View-aware Cross-modal Distillation for Multi-view Action Recognition

TL;DR

This work tackles multi-view action recognition in partially overlapping sensor setups where modalities and dense labels may be unavailable. It introduces ViCoKD, a knowledge-distillation framework that transfers supervision from a fully labeled multi-modal teacher to a constrained student using cross-modal attention, a cross-modal adapter, and a view-aware consistency loss based on human-detection masks and confidence-weighted Jensen–Shannon divergence. The approach achieves consistent, often surpassing, performance across backbones and environments on the MultiSensor-Home dataset, with notable gains under sequence-level supervision and partial view overlap. These findings demonstrate the practical value of explicitly modeling view-aware consistency for robust real-world multi-view recognition systems.

Abstract

The widespread use of multi-sensor systems has increased research in multi-view action recognition. While existing approaches in multi-view setups with fully overlapping sensors benefit from consistent view coverage, partially overlapping settings where actions are visible in only a subset of views remain underexplored. This challenge becomes more severe in real-world scenarios, as many systems provide only limited input modalities and rely on sequence-level annotations instead of dense frame-level labels. In this study, we propose View-aware Cross-modal Knowledge Distillation (ViCoKD), a framework that distills knowledge from a fully supervised multi-modal teacher to a modality- and annotation-limited student. ViCoKD employs a cross-modal adapter with cross-modal attention, allowing the student to exploit multi-modal correlations while operating with incomplete modalities. Moreover, we propose a View-aware Consistency module to address view misalignment, where the same action may appear differently or only partially across viewpoints. It enforces prediction alignment when the action is co-visible across views, guided by human-detection masks and confidence-weighted Jensen-Shannon divergence between their predicted class distributions.

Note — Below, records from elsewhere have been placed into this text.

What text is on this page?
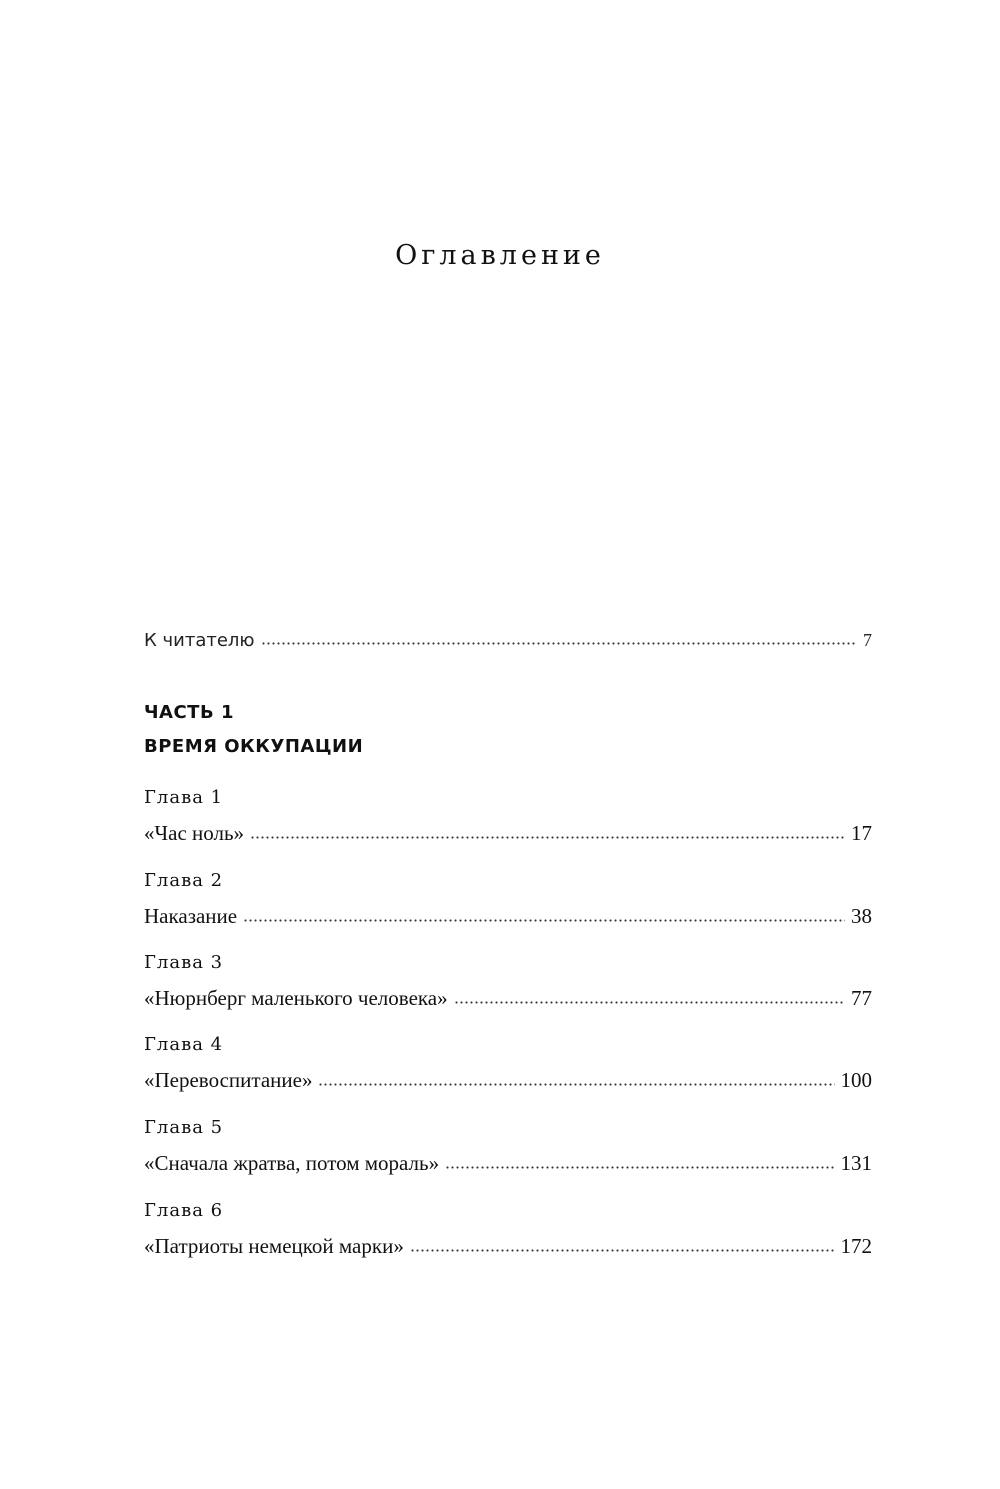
Оглавление
К читателю	7
ЧАСТЬ 1
ВРЕМЯ ОККУПАЦИИ
Глава 1
«Час ноль»	17
Глава 2
Наказание	38
Глава 3
«Нюрнберг маленького человека»	77
Глава 4
«Перевоспитание»	100
Глава 5
«Сначала жратва, потом мораль»	131
Глава 6
«Патриоты немецкой марки»	172
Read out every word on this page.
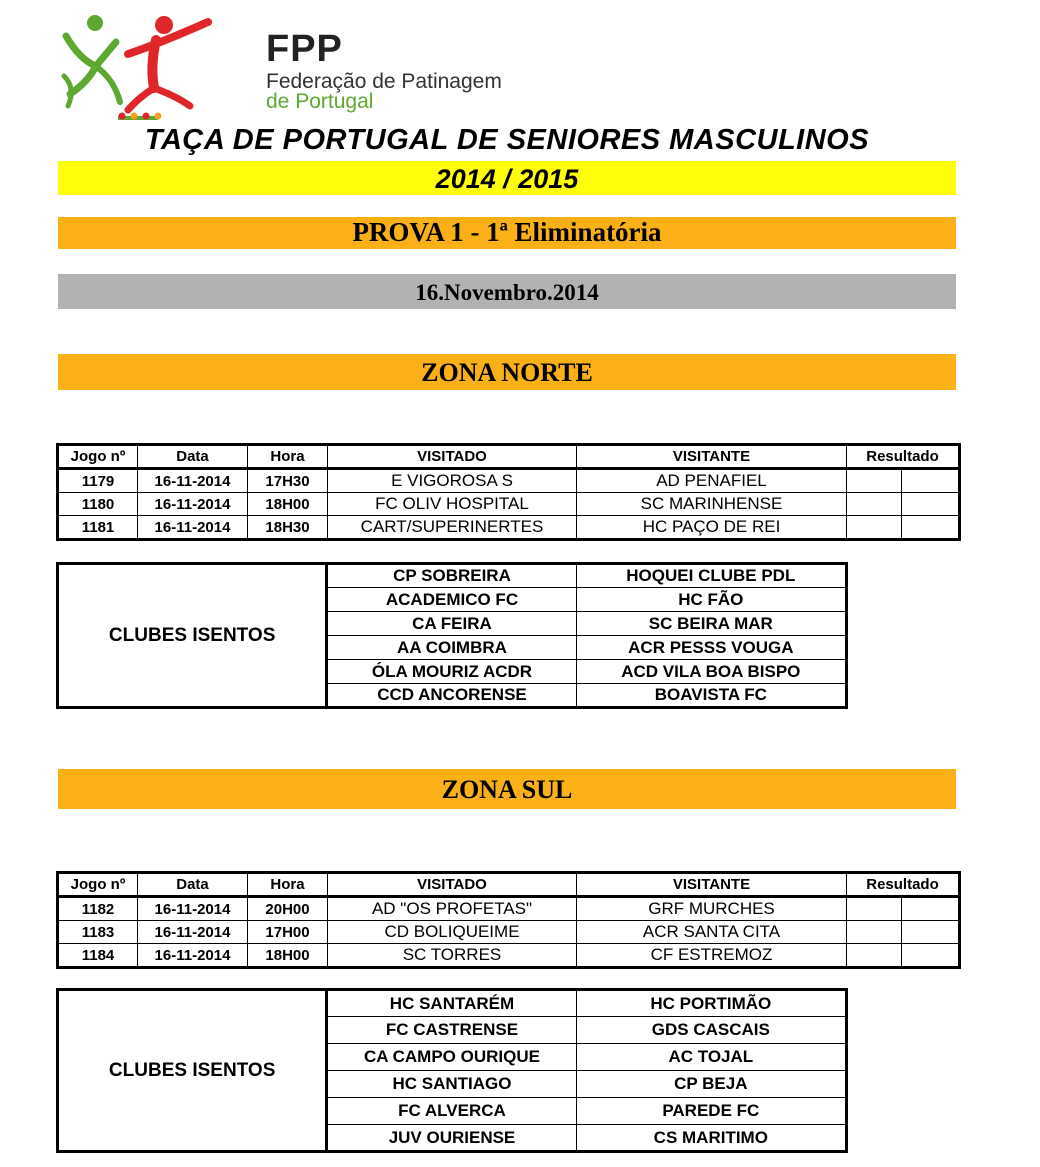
FPP
Federação de Patinagem
de Portugal
TAÇA DE PORTUGAL DE SENIORES MASCULINOS
2014 / 2015
PROVA 1 - 1ª Eliminatória
16.Novembro.2014
ZONA NORTE
Jogo nº	Data	Hora	VISITADO	VISITANTE	Resultado	
1179	16-11-2014	17H30	E VIGOROSA S	AD PENAFIEL		
1180	16-11-2014	18H00	FC OLIV HOSPITAL	SC MARINHENSE		
1181	16-11-2014	18H30	CART/SUPERINERTES	HC PAÇO DE REI		
CLUBES ISENTOS	CP SOBREIRA	HOQUEI CLUBE PDL
	ACADEMICO FC	HC FÃO
	CA FEIRA	SC BEIRA MAR
	AA COIMBRA	ACR PESSS VOUGA
	ÓLA MOURIZ ACDR	ACD VILA BOA BISPO
	CCD ANCORENSE	BOAVISTA FC
ZONA SUL
Jogo nº	Data	Hora	VISITADO	VISITANTE	Resultado	
1182	16-11-2014	20H00	AD "OS PROFETAS"	GRF MURCHES		
1183	16-11-2014	17H00	CD BOLIQUEIME	ACR SANTA CITA		
1184	16-11-2014	18H00	SC TORRES	CF ESTREMOZ		
CLUBES ISENTOS	HC SANTARÉM	HC PORTIMÃO
	FC CASTRENSE	GDS CASCAIS
	CA CAMPO OURIQUE	AC TOJAL
	HC SANTIAGO	CP BEJA
	FC ALVERCA	PAREDE FC
	JUV OURIENSE	CS MARITIMO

Experiments on the real-world MultiSensor-Home dataset show that ViCoKD consistently outperforms competitive distillation methods across multiple backbones and environments, delivering significant gains and surpassing the teacher model under limited conditions.

Paper Structure

This paper contains 12 sections, 10 equations, 4 figures, 4 tables.

Figures (4)

  • Figure 1: Overview of the proposed ViCoKD method: (a) A multi-modal multi-view teacher with cross-modal attention, and (b) a knowledge distillation pipeline where the student trained using feature-level and logit-level distillation under view-aware consistency supervision.
  • Figure 2: Room layouts and sensor views for the MultiSensor-Home dataset nguyen2025multisensor used in the experiments. Each home environment is equipped with multiple RGB and Audio sensors, capturing scenes from different viewpoints with partial overlaps.
  • Figure 3: mAP [%] curves on the test set using the MultiASL nguyen2024action backbone under different distillation settings.
  • Figure 4: Qualitative comparison of attention maps for the teacher, baseline student, and the proposed ViCoKD method using the MultiASL nguyen2024action backbone on the MultiSensor-Home dataset nguyen2025multisensor. Each row corresponds to a different sensor view. ViCoKD produces more precise and human-centric attentions (yellow boxes) compared to the baseline student.